Luciano Góes abordou o impacto da branquitude no acesso à justiça e o papel do sistema jurídico na manutenção do racismo estrutural. Segundo ele, o sistema penal funciona como instrumento de defesa branquitude. “Enquanto o abolicionismo penal é visto como utopia, práticas punitivistas seguem encarcerando corpos negros em massa sob a justificativa de justiça”, afirmou. Góes ainda destacou a necessidade de incorporar saberes afrodiaspóricos e o "contrato quilombista" para construir uma justiça mais inclusiva.
Mayara Tachy, autora de "Réus Negros, Jurados Brancos: A Condenação da Raça no Tribunal do Júri como Decorrência da Íntima Convicção", trouxe à tona a falta de diversidade no Tribunal do Júri. Segundo pesquisas, negros têm mais chances de condenação, enquanto fatores como aparência física e composição familiar, irrelevantes aos fatos, influenciam as decisões.
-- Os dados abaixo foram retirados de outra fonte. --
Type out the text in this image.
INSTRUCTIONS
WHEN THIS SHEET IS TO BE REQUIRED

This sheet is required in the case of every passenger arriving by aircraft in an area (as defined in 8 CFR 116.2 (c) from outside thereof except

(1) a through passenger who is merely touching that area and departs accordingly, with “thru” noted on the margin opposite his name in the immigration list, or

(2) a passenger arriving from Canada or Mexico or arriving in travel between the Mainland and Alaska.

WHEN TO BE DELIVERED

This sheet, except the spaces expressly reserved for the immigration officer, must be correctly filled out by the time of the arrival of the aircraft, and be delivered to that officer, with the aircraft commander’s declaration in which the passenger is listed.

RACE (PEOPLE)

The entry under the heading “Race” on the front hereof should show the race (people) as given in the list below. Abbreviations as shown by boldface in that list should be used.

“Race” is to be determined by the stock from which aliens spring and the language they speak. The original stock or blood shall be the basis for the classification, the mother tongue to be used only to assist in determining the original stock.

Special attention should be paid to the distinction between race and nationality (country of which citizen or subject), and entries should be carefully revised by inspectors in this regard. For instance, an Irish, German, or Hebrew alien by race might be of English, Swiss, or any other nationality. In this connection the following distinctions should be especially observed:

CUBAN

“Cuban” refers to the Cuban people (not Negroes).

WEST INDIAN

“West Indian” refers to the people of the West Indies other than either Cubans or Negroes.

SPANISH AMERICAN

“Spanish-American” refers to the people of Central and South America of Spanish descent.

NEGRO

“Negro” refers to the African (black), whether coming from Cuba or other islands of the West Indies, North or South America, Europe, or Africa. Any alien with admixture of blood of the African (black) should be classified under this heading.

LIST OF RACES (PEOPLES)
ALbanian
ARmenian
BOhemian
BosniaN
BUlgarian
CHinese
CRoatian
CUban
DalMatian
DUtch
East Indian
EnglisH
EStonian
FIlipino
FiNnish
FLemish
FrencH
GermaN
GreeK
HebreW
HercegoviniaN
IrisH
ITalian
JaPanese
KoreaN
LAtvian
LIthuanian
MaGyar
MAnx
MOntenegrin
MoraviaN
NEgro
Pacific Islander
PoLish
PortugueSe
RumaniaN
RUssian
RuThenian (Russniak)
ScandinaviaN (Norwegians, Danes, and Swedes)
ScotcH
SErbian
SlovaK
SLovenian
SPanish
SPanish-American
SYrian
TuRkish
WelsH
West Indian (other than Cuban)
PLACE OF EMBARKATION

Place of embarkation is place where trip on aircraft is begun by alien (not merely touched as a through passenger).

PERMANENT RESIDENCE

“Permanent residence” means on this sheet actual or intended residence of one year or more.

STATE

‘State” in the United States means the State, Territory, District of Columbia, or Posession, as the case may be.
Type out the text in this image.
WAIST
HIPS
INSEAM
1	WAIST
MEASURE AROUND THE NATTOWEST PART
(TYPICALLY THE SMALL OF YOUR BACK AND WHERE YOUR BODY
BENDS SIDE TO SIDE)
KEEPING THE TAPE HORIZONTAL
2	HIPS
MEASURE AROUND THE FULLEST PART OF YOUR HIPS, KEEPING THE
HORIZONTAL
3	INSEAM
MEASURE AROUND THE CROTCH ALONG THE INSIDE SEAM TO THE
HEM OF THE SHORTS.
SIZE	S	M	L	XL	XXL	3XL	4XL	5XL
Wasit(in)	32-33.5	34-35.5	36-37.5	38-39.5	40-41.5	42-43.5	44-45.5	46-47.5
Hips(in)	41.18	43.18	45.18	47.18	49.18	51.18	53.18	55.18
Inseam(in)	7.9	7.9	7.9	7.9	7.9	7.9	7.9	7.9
Para ela, “o julgamento popular deveria aproximar julgadores e julgados, mas não reflete a pluralidade social, o que perpetua injustiças”.
Atuação na perspectiva do Poder Judiciário e do Executivo
Sheila de Carvalho, gestora de uma pasta essencial para o fortalecimento do sistema de justiça, ressaltou a importância de democratizar o acesso à justiça como política pública. Ela apresentou projetos voltados à inclusão de pessoas vulneráveis, destacando o programa “Defensoria Pública em Todos os Cantos”. Em suas palavras, o racismo tem um forte impacto no sistema de justiça. “Já fui uma assistida que via na Defensoria Pública a única porta para acessar meus direitos”.
Luís Lanfredi destacou a relevância da parceria com a Defensoria Pública na construção de políticas como o “Plano Pena Justa”, elaborado em conjunto com o Conselho Nacional de Justiça (CNJ) e o Ministério da Justiça. “Queremos resgatar os valores da Constituição e implementar práticas que transformem a realidade das pessoas privadas de liberdade, promovendo justiça efetiva para todos”, concluiu.
A defensora pública Karla Letícia, presidenta da ADPETO, presidiu o painel, enquanto Mário Rheingantz, vice-presidente jurídico-legislativo e presidente da ADPERGS, relatou os trabalhos.
Exibição do Documentário "Reconhecidos"
Após o painel, foi exibido o documentário "Reconhecidos", dirigido por Fernanda Amim e Micael Hocherman. O filme retrata as histórias de quatro jovens negros da região metropolitana do Rio de Janeiro que foram injustamente reconhecidos como criminosos com base em fotografias. As narrativas revelam os impactos do sistema de justiça na vida dessas pessoas, expondo como decisões jurídicas refletem desigualdades estruturais na sociedade.
O documentário, produzido pela Cardume Filmes e Viralata Produções, contou com apoio da ANADEP, patrocínio da RioFilmes e outros parceiros institucionais, como o Ministério da Justiça, o Conselho Nacional de Justiça, o Conselho Federal da OAB e OAB-RJ.